Richard Wordingham wrote:
>
> --- In qalam@yahoogroups.com, "Peter T. Daniels" <grammatim@...>
> wrote:
> > suzmccarth wrote:
>
> > > now generally accepted that an akshara is a syllable. So this is
> > > the feature that defines the script type for its users.
> > >
> > > The akshara connotes wholeness I believe. Since the syllable can be
> > > pronounced, it can be matched up to the visible syllable.
> >
> > An akshara comprises all the C's in up to a CCCCCV sequence, and all
> > those C's are not part of the same syllable.
>
> While this is true for Sanskrit, how true is it of the vocabulary
> that has not been (re-)introduced from Sanskrit? In Pali for
> example, the only medial clusters different to initial clusters that
> I can think of in un-Sanskritised Pali are the geminates and those of
> the form NC. The latter can be simplified by using niggahita (=
> anusvara). I think I read that geminated were degeminated in Middle
> Indic, so how bad is the mismatch in ordinary words in modern
> languages?
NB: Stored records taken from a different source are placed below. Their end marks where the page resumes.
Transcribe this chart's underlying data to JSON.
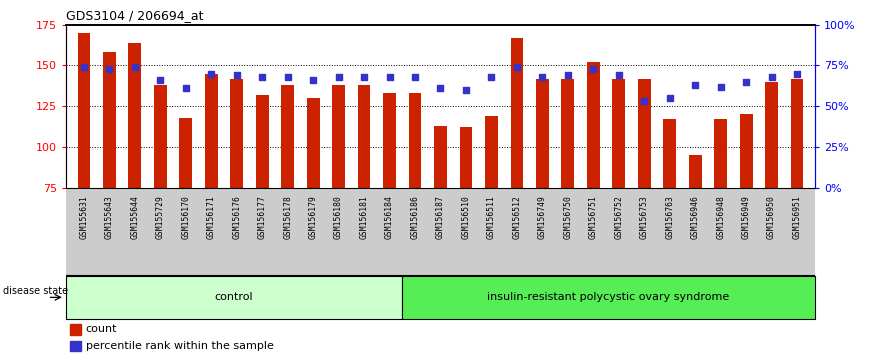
{
  "title": "GDS3104 / 206694_at",
  "samples": [
    "GSM155631",
    "GSM155643",
    "GSM155644",
    "GSM155729",
    "GSM156170",
    "GSM156171",
    "GSM156176",
    "GSM156177",
    "GSM156178",
    "GSM156179",
    "GSM156180",
    "GSM156181",
    "GSM156184",
    "GSM156186",
    "GSM156187",
    "GSM156510",
    "GSM156511",
    "GSM156512",
    "GSM156749",
    "GSM156750",
    "GSM156751",
    "GSM156752",
    "GSM156753",
    "GSM156763",
    "GSM156946",
    "GSM156948",
    "GSM156949",
    "GSM156950",
    "GSM156951"
  ],
  "count_values": [
    170,
    158,
    164,
    138,
    118,
    145,
    142,
    132,
    138,
    130,
    138,
    138,
    133,
    133,
    113,
    112,
    119,
    167,
    142,
    142,
    152,
    142,
    142,
    117,
    95,
    117,
    120,
    140,
    142
  ],
  "percentile_values": [
    74,
    73,
    74,
    66,
    61,
    70,
    69,
    68,
    68,
    66,
    68,
    68,
    68,
    68,
    61,
    60,
    68,
    74,
    68,
    69,
    73,
    69,
    53,
    55,
    63,
    62,
    65,
    68,
    70
  ],
  "control_count": 13,
  "disease_count": 16,
  "control_label": "control",
  "disease_label": "insulin-resistant polycystic ovary syndrome",
  "ylim_left": [
    75,
    175
  ],
  "ylim_right": [
    0,
    100
  ],
  "yticks_left": [
    75,
    100,
    125,
    150,
    175
  ],
  "yticks_right": [
    0,
    25,
    50,
    75,
    100
  ],
  "yticklabels_right": [
    "0%",
    "25%",
    "50%",
    "75%",
    "100%"
  ],
  "bar_color": "#cc2200",
  "percentile_color": "#3333cc",
  "control_bg": "#ccffcc",
  "disease_bg": "#55ee55",
  "ticklabel_bg": "#cccccc",
  "bar_width": 0.5,
  "legend_count_label": "count",
  "legend_percentile_label": "percentile rank within the sample"
}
The orthographic practice of using word-internal virama
> (sometimes 'implicit') is quite widespread - in the SEASite
> introduction to the Burmese script, for example, aksharas crossing
> phonetic syllable boundaries are seen as an optional(?) feature of
> the spelling of loanwords.
>
> Some languages do frequently write intervocalic -CC- in a single
> akshara, e.g. Khmer.
>
> Am I correct in thinking that Brahmi originally did not show
> geminates?

Brahmi was devised for Prakrits, not for Sanskrit, and closed syllables
are not common there; the virama was a later invention because there
were no consonant-final words.

Brahmi does have conjuncts, however; for what was possible in the
language, you'll have to consult a grammar of Middle Indic, and for what
is attested in the script, you can consult the charts in Dani's Indian
Palaeography and Bühler's Indian Paleography.

Meanwhile Masica's *Indo-Aryan Languages* has an excellent scripts
chapter and, of course, a description of the phonology.